Victoria Keys, which will be built at Coaling Island inside the historic harbour, is set to raise the profile of Rock to rival the likes of Monaco.

Luxury flats, new shopping areas and offices are set to be built in partnership with the government.

Chief Minister Fabian Picardo explains that the development will ‘showcase our benefits to our widest ever worldwide audience’.

“Our international prominence appears to have had a positive influence on the high net worth individuals that we strive to attract to Gibraltar,” he said.

With current Brexit concerns in Europe, Gibraltar is seen as a stronger investment than owning a Spanish property.

A total of 60,000 square metres of land are to be created for the project by a massive sea reclamation scheme.

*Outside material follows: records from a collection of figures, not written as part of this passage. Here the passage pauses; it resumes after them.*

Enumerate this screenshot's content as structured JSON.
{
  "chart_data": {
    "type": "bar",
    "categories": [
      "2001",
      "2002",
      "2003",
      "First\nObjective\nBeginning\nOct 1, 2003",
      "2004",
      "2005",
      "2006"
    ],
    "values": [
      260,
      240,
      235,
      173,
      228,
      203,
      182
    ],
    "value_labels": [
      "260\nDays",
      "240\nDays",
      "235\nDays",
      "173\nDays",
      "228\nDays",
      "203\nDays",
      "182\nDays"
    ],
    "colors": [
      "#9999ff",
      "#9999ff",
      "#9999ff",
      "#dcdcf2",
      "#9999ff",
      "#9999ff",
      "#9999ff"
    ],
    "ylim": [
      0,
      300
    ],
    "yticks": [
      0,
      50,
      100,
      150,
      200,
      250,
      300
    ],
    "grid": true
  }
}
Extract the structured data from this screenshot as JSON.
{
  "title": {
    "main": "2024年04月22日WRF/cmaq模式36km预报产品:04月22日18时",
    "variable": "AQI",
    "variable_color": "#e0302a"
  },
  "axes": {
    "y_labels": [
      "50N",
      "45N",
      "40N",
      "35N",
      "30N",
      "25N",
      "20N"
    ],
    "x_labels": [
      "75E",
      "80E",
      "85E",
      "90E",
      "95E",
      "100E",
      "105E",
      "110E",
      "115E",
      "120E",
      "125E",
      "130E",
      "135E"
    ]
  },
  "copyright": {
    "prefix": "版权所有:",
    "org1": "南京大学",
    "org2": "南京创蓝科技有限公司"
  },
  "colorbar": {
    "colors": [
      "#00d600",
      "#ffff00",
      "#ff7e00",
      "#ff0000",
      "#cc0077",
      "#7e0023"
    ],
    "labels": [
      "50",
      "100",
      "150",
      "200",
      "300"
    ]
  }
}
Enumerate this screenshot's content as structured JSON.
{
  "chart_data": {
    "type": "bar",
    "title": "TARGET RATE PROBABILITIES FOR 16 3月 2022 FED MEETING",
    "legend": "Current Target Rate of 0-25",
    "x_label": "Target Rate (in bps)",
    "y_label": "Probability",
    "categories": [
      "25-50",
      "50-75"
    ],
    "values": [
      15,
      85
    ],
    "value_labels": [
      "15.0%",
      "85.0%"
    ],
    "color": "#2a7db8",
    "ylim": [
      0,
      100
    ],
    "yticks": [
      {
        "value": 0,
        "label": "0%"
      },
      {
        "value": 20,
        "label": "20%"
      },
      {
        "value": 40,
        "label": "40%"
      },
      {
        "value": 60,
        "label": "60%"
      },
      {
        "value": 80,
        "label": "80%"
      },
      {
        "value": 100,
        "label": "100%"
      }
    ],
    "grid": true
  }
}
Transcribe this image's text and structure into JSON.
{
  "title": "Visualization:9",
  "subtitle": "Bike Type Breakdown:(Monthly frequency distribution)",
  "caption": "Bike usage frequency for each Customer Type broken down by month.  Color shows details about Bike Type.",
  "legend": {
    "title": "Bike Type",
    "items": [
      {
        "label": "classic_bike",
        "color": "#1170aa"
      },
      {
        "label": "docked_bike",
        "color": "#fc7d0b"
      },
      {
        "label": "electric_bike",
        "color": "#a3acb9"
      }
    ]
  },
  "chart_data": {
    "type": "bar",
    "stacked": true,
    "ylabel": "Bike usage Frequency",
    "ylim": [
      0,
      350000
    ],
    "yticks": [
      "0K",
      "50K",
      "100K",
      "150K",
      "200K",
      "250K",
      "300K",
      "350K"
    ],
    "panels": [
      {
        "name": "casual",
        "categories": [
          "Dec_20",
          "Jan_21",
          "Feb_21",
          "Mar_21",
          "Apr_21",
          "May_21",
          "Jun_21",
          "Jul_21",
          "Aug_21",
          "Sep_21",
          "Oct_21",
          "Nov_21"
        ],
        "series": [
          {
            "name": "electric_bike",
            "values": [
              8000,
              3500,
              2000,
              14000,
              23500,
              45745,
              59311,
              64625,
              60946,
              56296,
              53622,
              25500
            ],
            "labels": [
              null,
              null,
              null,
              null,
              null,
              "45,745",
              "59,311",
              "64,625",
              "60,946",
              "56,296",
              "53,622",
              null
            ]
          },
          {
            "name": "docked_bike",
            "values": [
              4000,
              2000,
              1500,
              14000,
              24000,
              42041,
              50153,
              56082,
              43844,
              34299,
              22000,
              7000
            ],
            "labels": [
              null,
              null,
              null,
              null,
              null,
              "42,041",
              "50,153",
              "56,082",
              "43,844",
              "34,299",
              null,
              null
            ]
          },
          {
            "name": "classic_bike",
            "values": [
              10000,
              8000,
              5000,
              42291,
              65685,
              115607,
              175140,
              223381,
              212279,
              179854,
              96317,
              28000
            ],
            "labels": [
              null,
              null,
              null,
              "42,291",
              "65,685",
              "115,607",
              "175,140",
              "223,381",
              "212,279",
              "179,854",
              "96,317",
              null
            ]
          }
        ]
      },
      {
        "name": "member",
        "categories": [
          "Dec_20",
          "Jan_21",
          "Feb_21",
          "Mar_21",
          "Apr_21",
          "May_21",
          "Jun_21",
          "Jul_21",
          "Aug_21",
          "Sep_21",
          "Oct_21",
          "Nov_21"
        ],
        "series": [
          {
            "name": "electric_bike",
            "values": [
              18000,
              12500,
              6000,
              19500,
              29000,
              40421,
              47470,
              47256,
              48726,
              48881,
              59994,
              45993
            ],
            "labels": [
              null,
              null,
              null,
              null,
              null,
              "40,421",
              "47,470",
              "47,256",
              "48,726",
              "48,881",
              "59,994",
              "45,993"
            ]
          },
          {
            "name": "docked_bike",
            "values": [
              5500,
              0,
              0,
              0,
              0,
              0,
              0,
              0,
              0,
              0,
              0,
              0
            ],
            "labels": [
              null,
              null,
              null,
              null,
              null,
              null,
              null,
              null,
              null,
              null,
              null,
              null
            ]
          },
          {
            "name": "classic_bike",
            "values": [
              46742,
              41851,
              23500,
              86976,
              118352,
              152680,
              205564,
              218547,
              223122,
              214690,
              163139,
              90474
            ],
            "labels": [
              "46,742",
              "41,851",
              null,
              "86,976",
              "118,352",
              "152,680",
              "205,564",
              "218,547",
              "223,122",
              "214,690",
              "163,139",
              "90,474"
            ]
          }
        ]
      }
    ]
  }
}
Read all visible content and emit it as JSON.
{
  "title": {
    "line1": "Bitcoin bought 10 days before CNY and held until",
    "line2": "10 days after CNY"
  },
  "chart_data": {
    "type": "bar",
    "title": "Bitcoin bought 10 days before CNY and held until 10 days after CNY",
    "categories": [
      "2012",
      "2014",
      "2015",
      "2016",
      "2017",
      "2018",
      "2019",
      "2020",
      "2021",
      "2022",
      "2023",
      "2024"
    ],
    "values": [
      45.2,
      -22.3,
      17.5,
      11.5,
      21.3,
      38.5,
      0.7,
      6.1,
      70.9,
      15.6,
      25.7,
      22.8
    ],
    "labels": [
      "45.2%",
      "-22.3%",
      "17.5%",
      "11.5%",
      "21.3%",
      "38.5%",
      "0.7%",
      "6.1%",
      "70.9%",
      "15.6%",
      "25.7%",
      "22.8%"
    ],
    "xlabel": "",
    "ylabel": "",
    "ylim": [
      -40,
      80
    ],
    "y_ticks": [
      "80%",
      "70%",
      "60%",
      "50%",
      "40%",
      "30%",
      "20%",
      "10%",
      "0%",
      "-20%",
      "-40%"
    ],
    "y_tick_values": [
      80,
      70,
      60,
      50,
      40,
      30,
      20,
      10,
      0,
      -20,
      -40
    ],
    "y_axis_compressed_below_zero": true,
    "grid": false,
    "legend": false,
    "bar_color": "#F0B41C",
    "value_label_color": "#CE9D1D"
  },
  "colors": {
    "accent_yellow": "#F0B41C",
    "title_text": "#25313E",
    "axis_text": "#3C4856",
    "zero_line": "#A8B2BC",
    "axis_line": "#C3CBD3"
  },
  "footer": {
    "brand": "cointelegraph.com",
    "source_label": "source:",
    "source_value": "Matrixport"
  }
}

The complicated scheme is to be undertaken by a government-owned company, guaranteeing safety in the investment, while the £300 million cost will be returned to government coffers once the land has been created.

“It is precisely projects like these that ensure that new businesses wanting to relocate are able to secure accommodation for themselves and their workers,” added the Chief Minister.

“With the continued requests for commercial space, and its knock-on demand for residential accommodation, it is essential that we exploit this opportunity to its fullest.”

But he promised that there would be no reclamation outside of port waters before the end of the current transition period under the EU Withdrawal Agreement.

And he added that the scheme would be ‘in keeping with all environmental protection rules’.

“Victoria Keys will have an extensive landscaped public promenade, solely for pedestrians and cyclists, along the entire waterfront perimeter,” he continued.

“There will also be wide tree-lined avenues running east to west retaining the historical views across the bay.

“It will become our very own garden city by the sea.”

This will be the second time that the current government carried out a project of this magnitude.

The Westside reclamation of the late 1990s arguably created the foundations for the modern Gibraltar economy that we now know.